Leserbrief Zum geplanten Brückenneubau in Elpersheim

Weiter als idyllisches Ferienziel erhalten

Archivartikel

Die Gegenrede zum Brückenneubau können wir nicht einfach so im Raum stehen lassen.

„Die Trasse über die Brücke und hinauf zur Tauberhöhe, stelle eine offizielle Umleitungsstrecke dar, „jeglicher“ Verkehr müsse eine solche Strecke befahren können“, teilt der Ortsbeirat von Elpersheim mit und ergänzt „jegliche“, bedeute in diesem Falle, eine Traglast von 40 Tonnen. Dazu kann man sicherlich unterschiedlicher Meinung sein. Geht es also hauptsächlich um die Traglast und um „jeglichen“ Verkehr? Sollen wir unter „jeglicher“ Verkehr verstehen, dass das Logistikzentrum von der Tauberhöhe seine schweren Lastkraftwagen vorzugsweise durch die Elpersheimer Stadtmitte leiten möchte? Breitere Fußwege für die Kinder werden es ja wohl nicht sein. Wenn es nur darum ginge, Elpersheim an den Rest der Welt anzuschließen, würde man sicherlich keine neue Brücke bauen.

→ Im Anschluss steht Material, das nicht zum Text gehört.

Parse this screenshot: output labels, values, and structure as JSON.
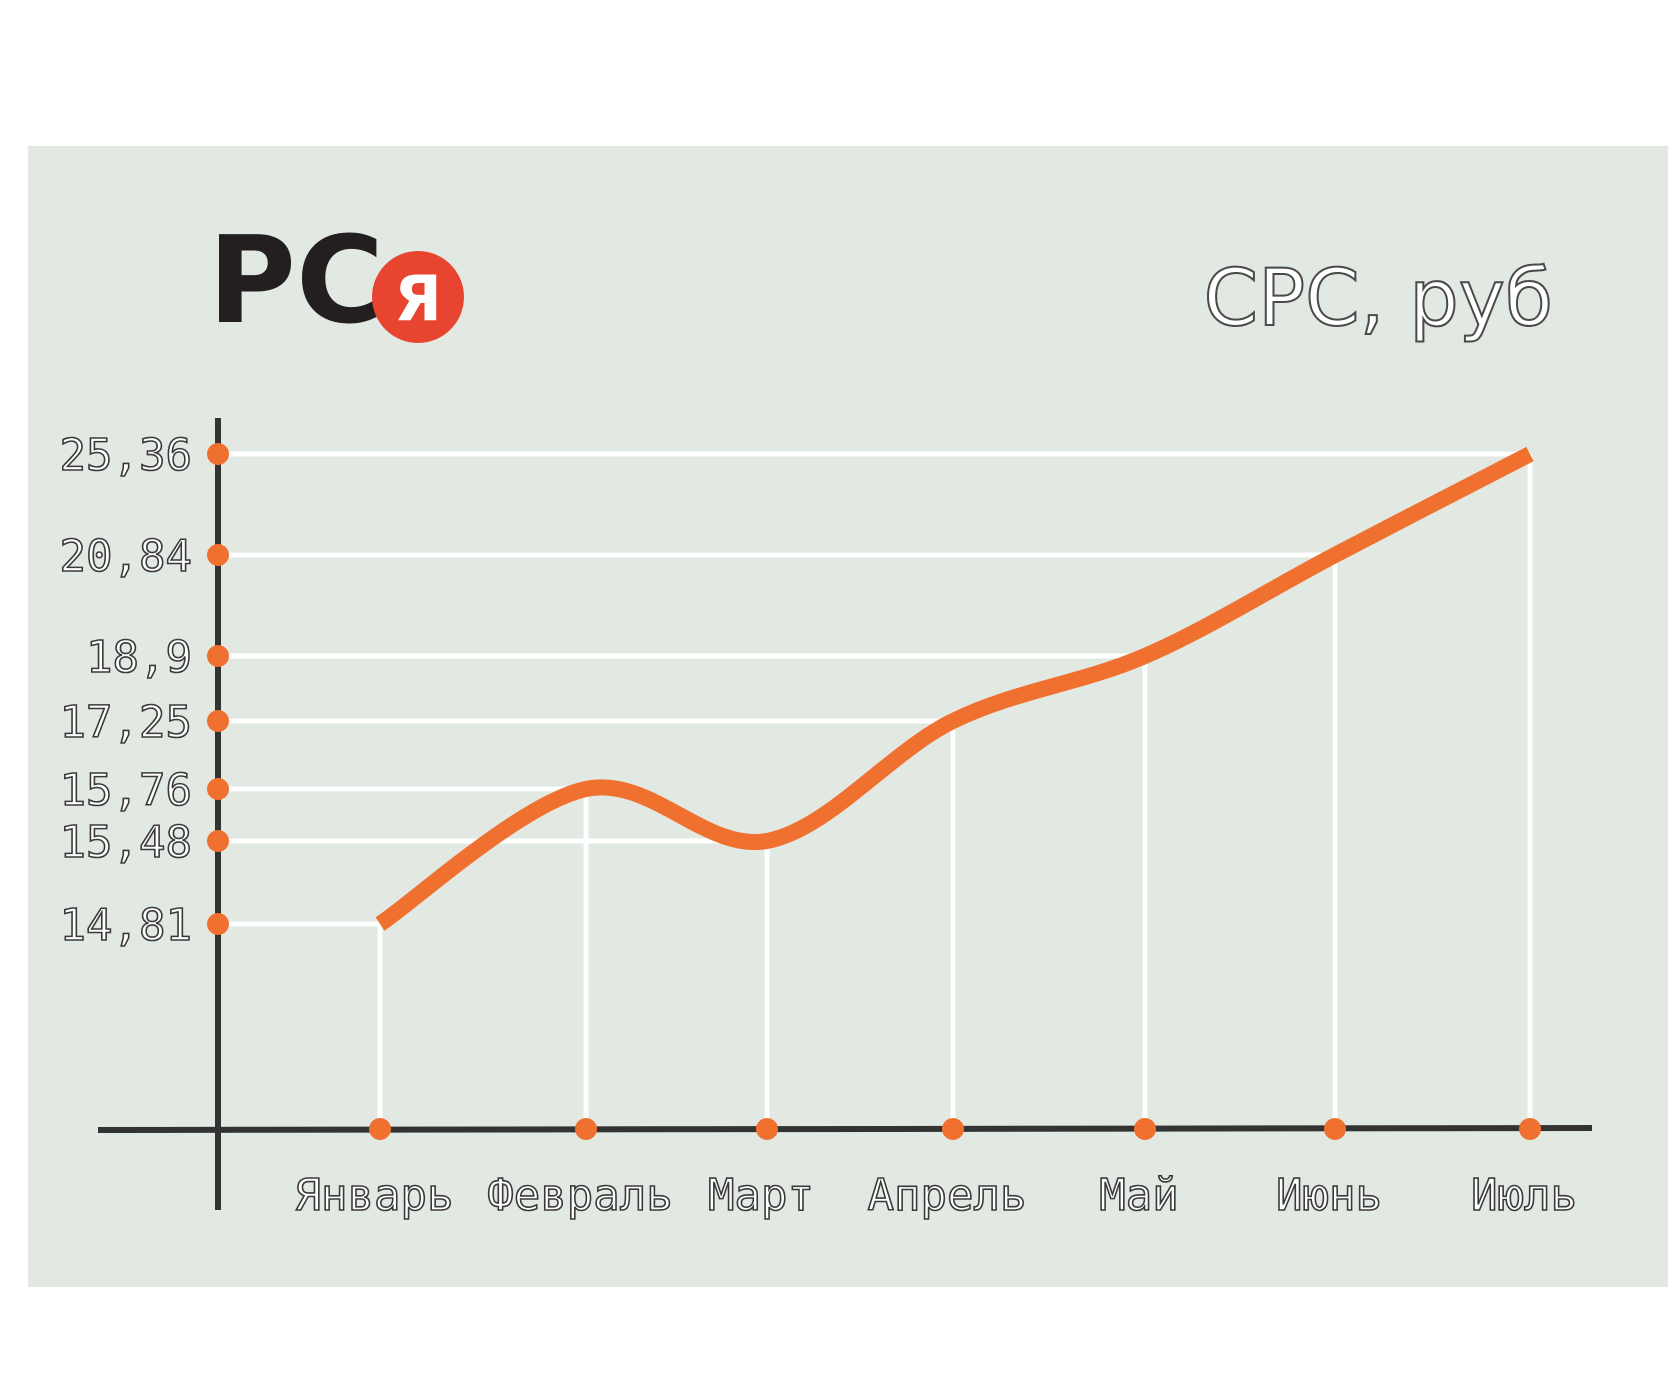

Wir hatten angenommen, dass ein Ortsbeirat sich für „seinen“ Ort einsetzt und sind sehr überrascht, dass hier über 500 Unterschriften gegen eine Brückenerneuerung einfach ignoriert werden. Auch ist es wenig „realistisch“, dass für 900 Bürger eine neue Brücke gebaut werden muss, weil sie soviel im Internet bestellen. Selbst wenn jeder Bürger täglich etwas bestellt, könnte der Postbus die Päckchen auch locker über eine Brücke mit zehn Tonnen Traglast transportieren.

Es ist lärm- und verkehrsmäßig schon schlimm genug. Elpersheim sollte weiterhin als idyllisches Ferienziel erhalten bleiben und kann sehr gut auf Großlastverkehr verzichten.